I try to become no one, like them; I try to forget my self
and my notions of me; after all, what is the after
-life but one long bout of continuance? I will face
them for now, these empty friends with personalities devoid.

But in writing you these words, my solitude voided
onto the page, I realize I’m being followed by other company,
your emptiness peering over my shoulder, doing an about-face
when I turn around to catch it staring. You, your ghost, it longs
for me as I long for you. Without you gone, it has no place, no story, no happily ever-after
of haunting me. Yet I cannot stand to be with your absence, nor with just myself.

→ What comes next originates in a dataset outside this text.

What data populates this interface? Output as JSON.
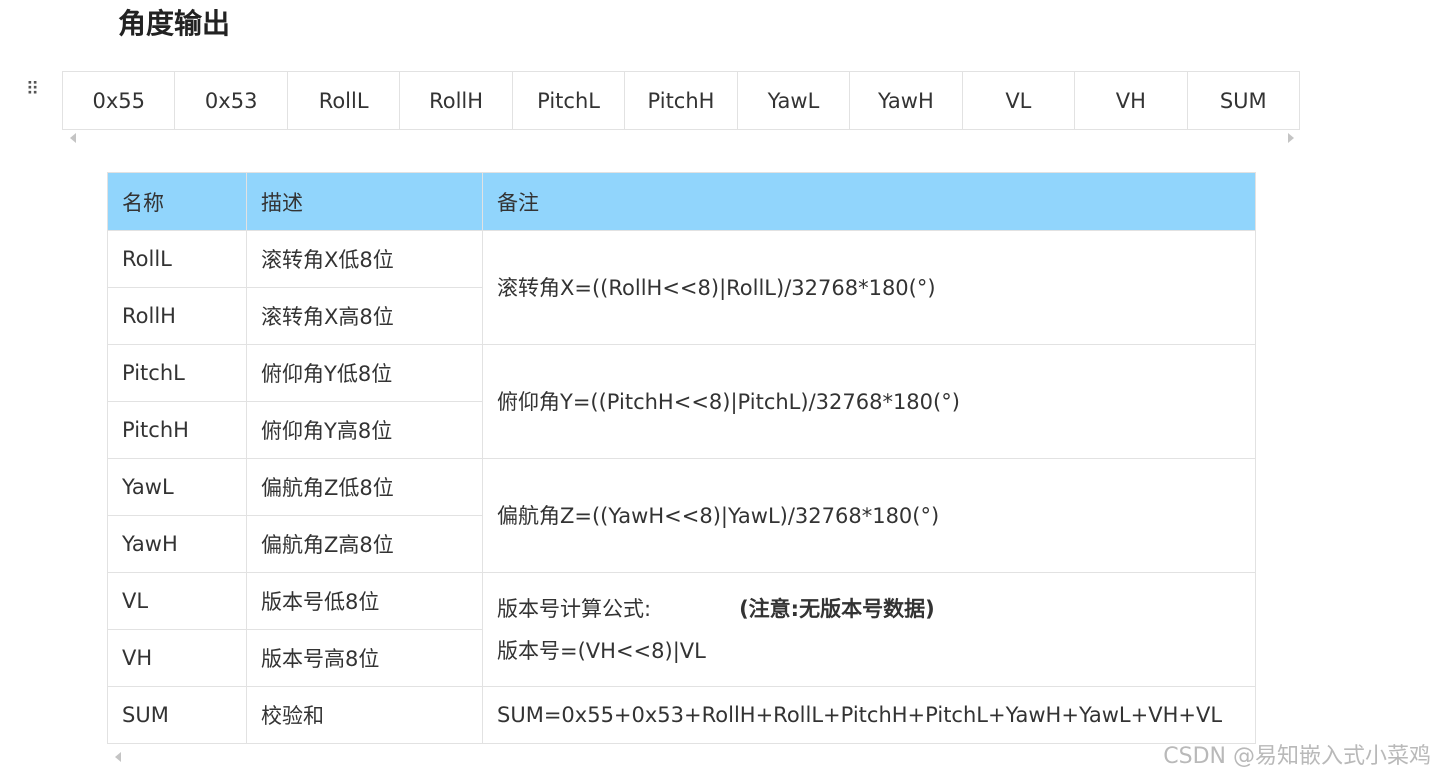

This is how I face the game of affection, dealt a hand void
of hearts, in each black spade or dead clover lies myself, each bleeding diamond my company,
longing simply to see my Queen come in, and I will bet all of me there-after.

Tuesday, March 30, 2010

Lights of Life

I know I’m growing old, my youth detached
and shed from me some time ago, and so
I mumble to myself and light a match.
I find myself dwelling in little, scratch
my scalp and take off where the wind may blow.
I sense I’m growing old. I felt detached
today, I saw what dreams of mine could catch
the ends of threads from time’s forgotten glow,
the mumbles of life’s twilight, which parts match.
Denial drifts along like trash cast
beside the highways of my mind—but lo!
I am aware I’m growing old. Detached
from this and that, I am, from time elapsed.
And my prayers, unto heavenly ears, go.
My mumbles travel out. I light a match.
I heard it spoke that, somewhere, all things last,
but my doubts linger just like swirling smoke.
I know I’m growing old. My youth detached,
I mumble to myself, and light a match.